There’s an interesting thread on the Analysis Services MSDN Forum that I’ve been following for a while now (it’s over 40 posts long at the time of writing) that gives a good explanation of why metadata access on very large or complex cubes can be so painfully slow. Here’s the link:
In summary, it turns out that the more files there are on disk in your SSAS database folder, the slower metadata reads become, and when you reach very large numbers of files almost any kind of metadata access becomes incredibly slow. There are a lot of different factors determining how many files are created for your SSAS database but large numbers of cubes, attributes, partitions and aggregations (which end up being multiplied across each partition) are the main culprits; the problem is that the way the EstimatedSize property on metadata objects has been implemented results in SSAS having to iterate over all the files in every subdirectory in the database’s directory in the data folder to find their size.
One workaround is to set the Storage Location property of your partitions to somewhere outside the data directory since this means they won’t get scanned, but doing this makes backup and restore difficult and means you get inaccurate size estimates. The only other option is to reduce the number of partitions and aggregations you have; given that the SQLCat team are now saying that partitions of 50-60 million rows each are feasible in 2008, and that you can use different partition designs for partitions containing old and new data, there’s probably a lot of scope for doing this in most cubes. Hopefully, though, this problem will be fixed in a future release…
We currently have the following and are wondering whether it is the metadata being queried when partitions are being added?
We have a Cube with around 2k Partitions. Each day another 1500k more are added before they get merged down. It seems to take an extremely long time to add these partitions 10mins + in which time access to the Cube is very restricted.
We have spent much time ourselves investigating this and have no success. CPU, IO and Memory utilisation is very low whilst the partitions are being added so it doesn’t look like a HW issue.
Yes, it sounds like you’re running into this problem. It also sounds like you have a large number of partitions; how much data do you have in each partition? I know I don’t have all the details, but it sounds like you have too many partitions, and I’m not sure merging large numbers of partitions is a good idea either…
Hi Chris,
Thanks very much for responding.
The volume naturally compares from measure group to measure group. The larger one have around 16m rows and vary in size greatly 1GB+
Is there a definitive way I can prove that metadata is the issue? I’ve been trying different counters in perfmon and although some numbers look high I’m not sure what to look for regarding this issue?

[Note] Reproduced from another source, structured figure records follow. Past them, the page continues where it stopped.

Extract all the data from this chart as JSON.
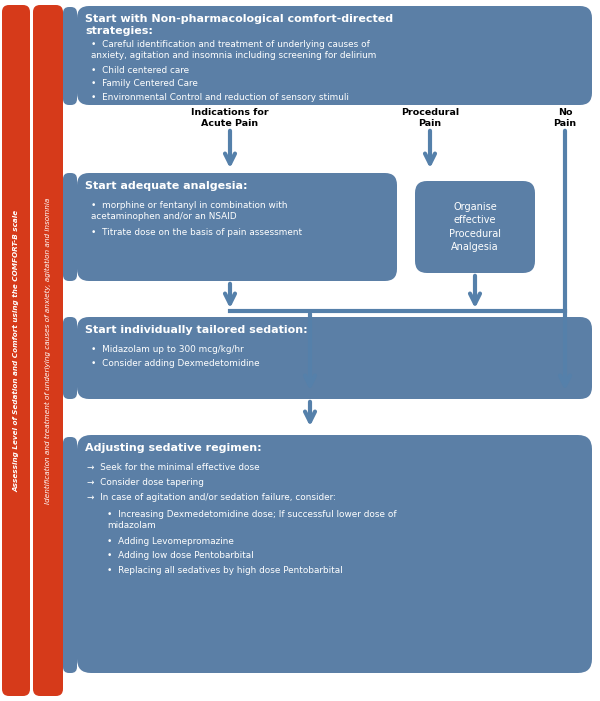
{
  "bg_color": "#ffffff",
  "red_color": "#d63a1a",
  "box_color": "#5b7fa6",
  "arrow_color": "#5580aa",
  "sidebar1_text": "Assessing Level of Sedation and Comfort using the COMFORT-B scale",
  "sidebar2_text": "Identification and treatment of underlying causes of anxiety, agitation and insomnia",
  "box1_title": "Start with Non-pharmacological comfort-directed\nstrategies:",
  "box1_bullets": [
    "Careful identification and treatment of underlying causes of\nanxiety, agitation and insomnia including screening for delirium",
    "Child centered care",
    "Family Centered Care",
    "Environmental Control and reduction of sensory stimuli"
  ],
  "label_acute": "Indications for\nAcute Pain",
  "label_procedural": "Procedural\nPain",
  "label_no_pain": "No\nPain",
  "box2_title": "Start adequate analgesia:",
  "box2_bullets": [
    "morphine or fentanyl in combination with\nacetaminophen and/or an NSAID",
    "Titrate dose on the basis of pain assessment"
  ],
  "box2b_text": "Organise\neffective\nProcedural\nAnalgesia",
  "box3_title": "Start individually tailored sedation:",
  "box3_bullets": [
    "Midazolam up to 300 mcg/kg/hr",
    "Consider adding Dexmedetomidine"
  ],
  "box4_title": "Adjusting sedative regimen:",
  "box4_arrows": [
    "Seek for the minimal effective dose",
    "Consider dose tapering",
    "In case of agitation and/or sedation failure, consider:"
  ],
  "box4_subbullets": [
    "Increasing Dexmedetomidine dose; If successful lower dose of\nmidazolam",
    "Adding Levomepromazine",
    "Adding low dose Pentobarbital",
    "Replacing all sedatives by high dose Pentobarbital"
  ],
  "figw": 6.0,
  "figh": 7.01,
  "dpi": 100
}
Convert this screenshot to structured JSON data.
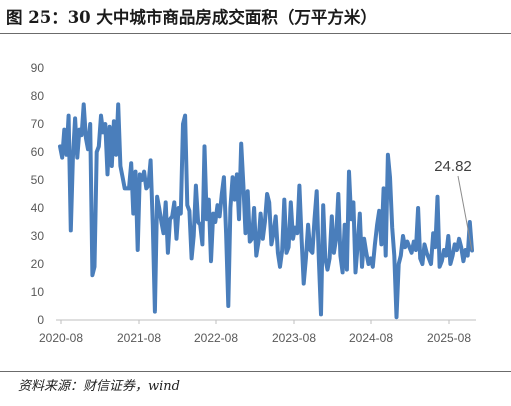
{
  "title": "图 25：30 大中城市商品房成交面积（万平方米）",
  "source": "资料来源：财信证券，wind",
  "chart_data": {
    "type": "line",
    "title": "30 大中城市商品房成交面积（万平方米）",
    "xlabel": "",
    "ylabel": "",
    "ylim": [
      0,
      90
    ],
    "yticks": [
      0,
      10,
      20,
      30,
      40,
      50,
      60,
      70,
      80,
      90
    ],
    "xtick_labels": [
      "2020-08",
      "2021-08",
      "2022-08",
      "2023-08",
      "2024-08",
      "2025-08"
    ],
    "x_start": "2020-08",
    "x_end": "2025-09",
    "grid": false,
    "legend": "none",
    "line_color": "#4a7ebb",
    "callout": {
      "text": "24.82",
      "value": 24.82
    },
    "x_note": "weekly observations, evenly spaced from 2020-08 to 2025-09",
    "series": [
      {
        "values": [
          62,
          58,
          68,
          59,
          73,
          32,
          58,
          72,
          58,
          68,
          66,
          77,
          65,
          61,
          70,
          16,
          19,
          60,
          62,
          73,
          67,
          70,
          52,
          69,
          55,
          71,
          59,
          77,
          55,
          51,
          47,
          47,
          47,
          56,
          38,
          53,
          25,
          52,
          50,
          53,
          47,
          48,
          57,
          34,
          3,
          44,
          40,
          35,
          31,
          42,
          24,
          36,
          37,
          42,
          29,
          40,
          38,
          70,
          73,
          41,
          39,
          22,
          30,
          48,
          35,
          34,
          27,
          62,
          36,
          43,
          21,
          38,
          35,
          41,
          37,
          45,
          51,
          31,
          5,
          40,
          51,
          43,
          52,
          36,
          63,
          48,
          31,
          46,
          28,
          29,
          40,
          23,
          28,
          38,
          29,
          35,
          45,
          42,
          27,
          31,
          37,
          24,
          19,
          25,
          43,
          24,
          26,
          42,
          29,
          33,
          31,
          48,
          29,
          13,
          22,
          34,
          25,
          24,
          36,
          46,
          22,
          2,
          41,
          22,
          18,
          22,
          37,
          24,
          29,
          45,
          23,
          17,
          34,
          18,
          53,
          36,
          42,
          17,
          27,
          38,
          19,
          29,
          24,
          20,
          22,
          19,
          27,
          34,
          39,
          27,
          47,
          23,
          59,
          51,
          33,
          23,
          1,
          20,
          23,
          30,
          26,
          28,
          26,
          24,
          28,
          25,
          40,
          22,
          20,
          27,
          24,
          22,
          20,
          31,
          26,
          44,
          19,
          21,
          25,
          23,
          30,
          20,
          23,
          27,
          25,
          29,
          26,
          21,
          25,
          23,
          35,
          24.82
        ]
      }
    ]
  }
}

I will get back to you with a description as to why we have so many partitions. I’m pretty sure it was a conscious design decision. Right or wrong ☺
Please can you expand on your comment ‘I’m not sure merging large numbers of partitions is a good idea either…’
Thanks again.
Jamie.
The other question I should have asked is which version of SSAS you’re running – I can’t remember, but I’m pretty sure that this issue was fixed in SSAS 2008 R2. If you’re running on R2 or 2012 and still having a problem then it’s probably not this issue. I don’t know of a way to be sure how you can prove you are running into this problem though.
I believe that if you regularly merge partitions, then over time the performance of the merged partitions degrades unless you occasionally do a Full Process on those partitions. Are you doing this?